The consumption of non-sugar materials such as diacetyl and sulfur is NOT attenuation. Attenuation is about consumption of sugars to turn them into alcohol and CO2. At higher temperatures, yes, the yeast is happier, and will eat all the sugars faster, so your maximum attenuation will be reached faster. So, does raising the temperature improve attenuation? Well, maybe, but not necessarily. If you bottle your beer, which contains some residual yeast, and you prime it and leave your beer at cellar temperatures for a couple of months, the remaining yeast cells in those bottles are going to ferment whatever they find in there, so your attenuation will be as complete as it’s going to get, even at reduced temperatures in the 50s or 60s. Given time and decent temperatures, the yeast will eventually find everything fermentable and eat all of it until it’s gone. However, if on the other hand you bottle or keg but you cold crash all the beer when there’s carbonation and you leave it down in 30s F all the time until you’ve drank it all, then due to the cold temperatures, below the limit for that strain as we previously discussed, the remaining yeast will most likely never reactivate, so your attenuation could actually suffer, especially if you used any priming sugar or bottled too early without ensuring final gravity had been reached.

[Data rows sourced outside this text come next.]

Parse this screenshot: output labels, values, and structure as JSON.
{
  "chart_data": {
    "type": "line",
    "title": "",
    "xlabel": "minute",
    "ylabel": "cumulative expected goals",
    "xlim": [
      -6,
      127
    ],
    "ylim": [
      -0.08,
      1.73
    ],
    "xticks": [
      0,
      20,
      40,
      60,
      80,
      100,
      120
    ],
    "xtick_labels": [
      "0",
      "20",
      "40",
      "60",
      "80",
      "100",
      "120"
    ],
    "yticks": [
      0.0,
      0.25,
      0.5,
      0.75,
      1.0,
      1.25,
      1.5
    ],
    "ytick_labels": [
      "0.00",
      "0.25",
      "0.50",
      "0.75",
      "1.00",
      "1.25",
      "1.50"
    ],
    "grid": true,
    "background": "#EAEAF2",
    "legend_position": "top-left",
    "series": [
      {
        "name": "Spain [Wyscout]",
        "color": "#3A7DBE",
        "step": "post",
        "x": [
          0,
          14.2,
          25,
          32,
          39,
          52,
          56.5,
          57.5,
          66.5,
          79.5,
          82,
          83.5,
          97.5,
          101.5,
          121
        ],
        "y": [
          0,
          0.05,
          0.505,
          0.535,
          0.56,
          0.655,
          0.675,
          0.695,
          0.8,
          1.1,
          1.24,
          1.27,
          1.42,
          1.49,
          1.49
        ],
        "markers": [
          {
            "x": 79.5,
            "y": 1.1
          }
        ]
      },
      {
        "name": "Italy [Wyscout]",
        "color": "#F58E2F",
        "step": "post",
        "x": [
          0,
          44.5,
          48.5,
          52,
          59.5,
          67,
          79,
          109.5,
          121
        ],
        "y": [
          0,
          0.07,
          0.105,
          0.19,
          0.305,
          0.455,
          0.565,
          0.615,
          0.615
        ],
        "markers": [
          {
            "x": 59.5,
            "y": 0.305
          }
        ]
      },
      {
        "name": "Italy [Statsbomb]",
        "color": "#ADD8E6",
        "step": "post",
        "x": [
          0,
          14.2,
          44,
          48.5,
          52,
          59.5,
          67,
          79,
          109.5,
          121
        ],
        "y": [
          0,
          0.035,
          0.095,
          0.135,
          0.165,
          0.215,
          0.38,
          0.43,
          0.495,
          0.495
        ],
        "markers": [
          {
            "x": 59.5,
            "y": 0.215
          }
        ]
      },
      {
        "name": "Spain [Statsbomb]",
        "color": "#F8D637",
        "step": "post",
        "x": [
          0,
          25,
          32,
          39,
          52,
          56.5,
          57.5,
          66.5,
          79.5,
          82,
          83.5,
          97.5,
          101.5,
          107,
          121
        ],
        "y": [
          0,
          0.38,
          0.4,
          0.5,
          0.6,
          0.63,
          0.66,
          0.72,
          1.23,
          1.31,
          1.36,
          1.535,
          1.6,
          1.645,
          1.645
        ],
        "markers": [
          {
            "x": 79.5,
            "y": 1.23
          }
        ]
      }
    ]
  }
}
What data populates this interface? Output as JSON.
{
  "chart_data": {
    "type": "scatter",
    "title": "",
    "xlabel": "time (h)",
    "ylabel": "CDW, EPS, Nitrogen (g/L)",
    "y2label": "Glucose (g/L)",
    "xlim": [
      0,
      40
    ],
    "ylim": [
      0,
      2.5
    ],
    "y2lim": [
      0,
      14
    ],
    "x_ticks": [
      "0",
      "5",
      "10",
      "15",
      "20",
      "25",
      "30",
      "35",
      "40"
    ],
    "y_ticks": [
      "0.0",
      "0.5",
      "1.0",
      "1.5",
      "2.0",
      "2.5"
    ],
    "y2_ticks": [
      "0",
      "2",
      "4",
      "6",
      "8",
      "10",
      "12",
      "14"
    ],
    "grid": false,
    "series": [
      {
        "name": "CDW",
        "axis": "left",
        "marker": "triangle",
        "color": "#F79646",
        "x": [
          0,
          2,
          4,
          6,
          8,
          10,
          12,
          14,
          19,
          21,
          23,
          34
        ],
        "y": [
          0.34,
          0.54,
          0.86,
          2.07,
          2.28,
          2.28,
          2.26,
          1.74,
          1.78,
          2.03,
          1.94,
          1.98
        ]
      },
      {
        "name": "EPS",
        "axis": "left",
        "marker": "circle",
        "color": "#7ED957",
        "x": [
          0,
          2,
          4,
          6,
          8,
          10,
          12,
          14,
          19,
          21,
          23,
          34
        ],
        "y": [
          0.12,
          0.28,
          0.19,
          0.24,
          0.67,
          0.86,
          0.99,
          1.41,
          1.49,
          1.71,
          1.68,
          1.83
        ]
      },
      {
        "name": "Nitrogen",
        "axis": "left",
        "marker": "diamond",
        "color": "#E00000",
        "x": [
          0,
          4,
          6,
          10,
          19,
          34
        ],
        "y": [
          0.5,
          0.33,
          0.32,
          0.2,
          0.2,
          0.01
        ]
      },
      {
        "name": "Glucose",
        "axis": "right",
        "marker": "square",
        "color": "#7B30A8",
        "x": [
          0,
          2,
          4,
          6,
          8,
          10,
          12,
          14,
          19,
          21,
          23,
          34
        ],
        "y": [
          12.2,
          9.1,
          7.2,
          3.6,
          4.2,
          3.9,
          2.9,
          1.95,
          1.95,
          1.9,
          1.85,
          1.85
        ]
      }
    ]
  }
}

Personally, I warm all my beers towards the end of fermentation to ensure final gravity and attenuation have been attained, and then after bottling I leave most of my beer at cellar temperatures until I’m ready to drink it so that the yeast can continue to act and evolve the beer for a few months after bottling. Some brewers do these things, some don’t, and all of us make pretty dang good beer, so, does it really matter?? Well that’s for you to decide.
ABV is related to attenuation because the higher the attenuation, the lower the final specific gravity, and thus the higher the ABV, since ABV can be calculated via the simple equation (OG – FG) x 131 = ABV.
I think the above paragraphs might answer a few of your questions, and somehow I bet they will raise even more questions. And that’s cool. That’s what forums are all about.